Roman Catholics traditionally practice Lenten disciplines, but they are by no means the only Christians. I have witnessed lots of different practices. A former colleague once wore his clerical collar every day of Lent. He said he got into a lot of conversations at places like the grocery store that he would not have otherwise. I know someone who gives up coffee every year, some who don’t eat meat one day a week and give that money to a food bank, some who add devotional time, and many who give up sweets or chocolate.
So what is up with this? Does it really bring you closer to God? Giving something up is supposed to help you think about all that God did and continues to do for you. So when you really want a coffee, but you gave it up, maybe you might use that time to say a prayer of thanks to God or to think about the cross. Or maybe you will put that money you are not spending on coffee toward a charity.
I also know a lot of people, and I may or not include myself in that group, who give up something like sweets or dessert in order to lose some weight or to get more healthy. They do it during Lent because Lent can provide a good excuse to start a better habit. It is about six weeks long and likely there are others doing it, too.
Now, it is good to remember that in most things we do, our motives are mixed.
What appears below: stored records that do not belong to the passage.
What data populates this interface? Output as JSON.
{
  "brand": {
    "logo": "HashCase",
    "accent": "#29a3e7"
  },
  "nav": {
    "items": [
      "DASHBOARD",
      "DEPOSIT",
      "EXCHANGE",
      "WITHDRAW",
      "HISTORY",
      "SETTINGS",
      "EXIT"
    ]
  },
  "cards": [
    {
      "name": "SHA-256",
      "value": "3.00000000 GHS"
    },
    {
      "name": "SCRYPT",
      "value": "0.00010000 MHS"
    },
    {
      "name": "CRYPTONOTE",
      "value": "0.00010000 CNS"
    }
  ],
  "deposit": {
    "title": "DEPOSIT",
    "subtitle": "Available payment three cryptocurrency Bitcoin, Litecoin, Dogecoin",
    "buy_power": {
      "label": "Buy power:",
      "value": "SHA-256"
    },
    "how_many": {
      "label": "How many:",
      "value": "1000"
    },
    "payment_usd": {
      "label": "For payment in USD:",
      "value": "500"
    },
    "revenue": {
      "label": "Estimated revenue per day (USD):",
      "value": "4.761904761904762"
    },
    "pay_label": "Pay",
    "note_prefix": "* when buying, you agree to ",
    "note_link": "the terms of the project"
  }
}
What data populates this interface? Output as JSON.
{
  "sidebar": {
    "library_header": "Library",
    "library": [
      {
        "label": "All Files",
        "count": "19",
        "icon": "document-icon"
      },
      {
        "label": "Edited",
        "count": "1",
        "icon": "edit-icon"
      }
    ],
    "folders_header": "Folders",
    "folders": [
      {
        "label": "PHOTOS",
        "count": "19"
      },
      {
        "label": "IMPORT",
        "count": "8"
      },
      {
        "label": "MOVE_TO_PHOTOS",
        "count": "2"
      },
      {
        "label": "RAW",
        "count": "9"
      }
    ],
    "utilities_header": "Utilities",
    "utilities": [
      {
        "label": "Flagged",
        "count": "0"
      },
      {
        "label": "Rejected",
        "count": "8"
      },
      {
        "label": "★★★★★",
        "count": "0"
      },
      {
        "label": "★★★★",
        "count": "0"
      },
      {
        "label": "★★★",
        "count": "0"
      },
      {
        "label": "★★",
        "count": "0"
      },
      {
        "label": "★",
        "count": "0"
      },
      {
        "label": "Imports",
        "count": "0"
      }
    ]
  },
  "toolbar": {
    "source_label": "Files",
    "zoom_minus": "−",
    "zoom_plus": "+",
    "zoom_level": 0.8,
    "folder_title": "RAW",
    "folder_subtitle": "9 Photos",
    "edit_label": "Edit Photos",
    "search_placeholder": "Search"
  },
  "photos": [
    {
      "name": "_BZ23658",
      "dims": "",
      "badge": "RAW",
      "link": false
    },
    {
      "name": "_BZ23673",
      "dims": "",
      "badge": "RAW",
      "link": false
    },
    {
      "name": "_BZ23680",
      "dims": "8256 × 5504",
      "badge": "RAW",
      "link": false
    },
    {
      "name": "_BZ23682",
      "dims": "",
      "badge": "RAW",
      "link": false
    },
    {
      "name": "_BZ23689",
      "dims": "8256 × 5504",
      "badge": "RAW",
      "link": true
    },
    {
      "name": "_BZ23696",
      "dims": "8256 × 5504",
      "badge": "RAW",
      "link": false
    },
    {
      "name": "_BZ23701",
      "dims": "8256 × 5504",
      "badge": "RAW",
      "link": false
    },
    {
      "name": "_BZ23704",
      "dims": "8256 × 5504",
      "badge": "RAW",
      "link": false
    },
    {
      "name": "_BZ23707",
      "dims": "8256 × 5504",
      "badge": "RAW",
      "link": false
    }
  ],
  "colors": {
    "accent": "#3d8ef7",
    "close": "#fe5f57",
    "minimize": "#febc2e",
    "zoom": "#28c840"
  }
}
I might make my kids be polite because it is good to be polite, but also because I don’t want other people to think they are rude. I might give to a charity at the end of the year because I like and believe in that charity, but also because I am getting a tax break.
I would venture to guess that most everything we do is with motives that are mixed. We’re sinful people. But I also think this is what makes taking on a Lenten discipline beautiful.
One of the reasons Luther broke away from the Catholic church was because he did not want to be part of a religion that was all about shoulds and have to’s. You have to pray more, you should give more money to the poor, you have to fast. The truth is, we don’t have to do any of that to have a close relationship with God, because having a relationship with God has nothing to do with what we do, but rather everything to do with what God does. And because of this, we are free to do what gives us life.
I like to think of Lent as a kind of “spring cleaning of the soul.” Is there something that is cluttering your soul or your life? If someone were to look at how you spend your time, what would they think is most important to you?
This Lent, think about your life as a disciple. Is there anything getting in the way of you more fully enjoying your relationship with God? Commit to talking to God every day. Add some prayer to your day or find a good devotion book or read the gospel of John. Your life will be so much richer for spending time with God in prayer, praise and reflection.
Are you obsessed with coffee or candy or chips or alcohol or TV or texting? Then maybe you need to take a break from one of them for Lent. It is good to be free from thinking too much about food or whatever it is, because it can free you to think more about things that truly matter. And you might even lose a few pounds in the process.
This Lent, I hope you will join me in taking on a discipline. There is not one of us who could not stand to grow in our relationship with God. We all have mixed motives and that is ok. God will take us the way we are. Because what God really wants is for us to be free. Because when you are free and not obsessing, then you can more fully enter your life, enjoy your life, and enjoy being a disciple.
So sweep out your soul and blessings on your journey!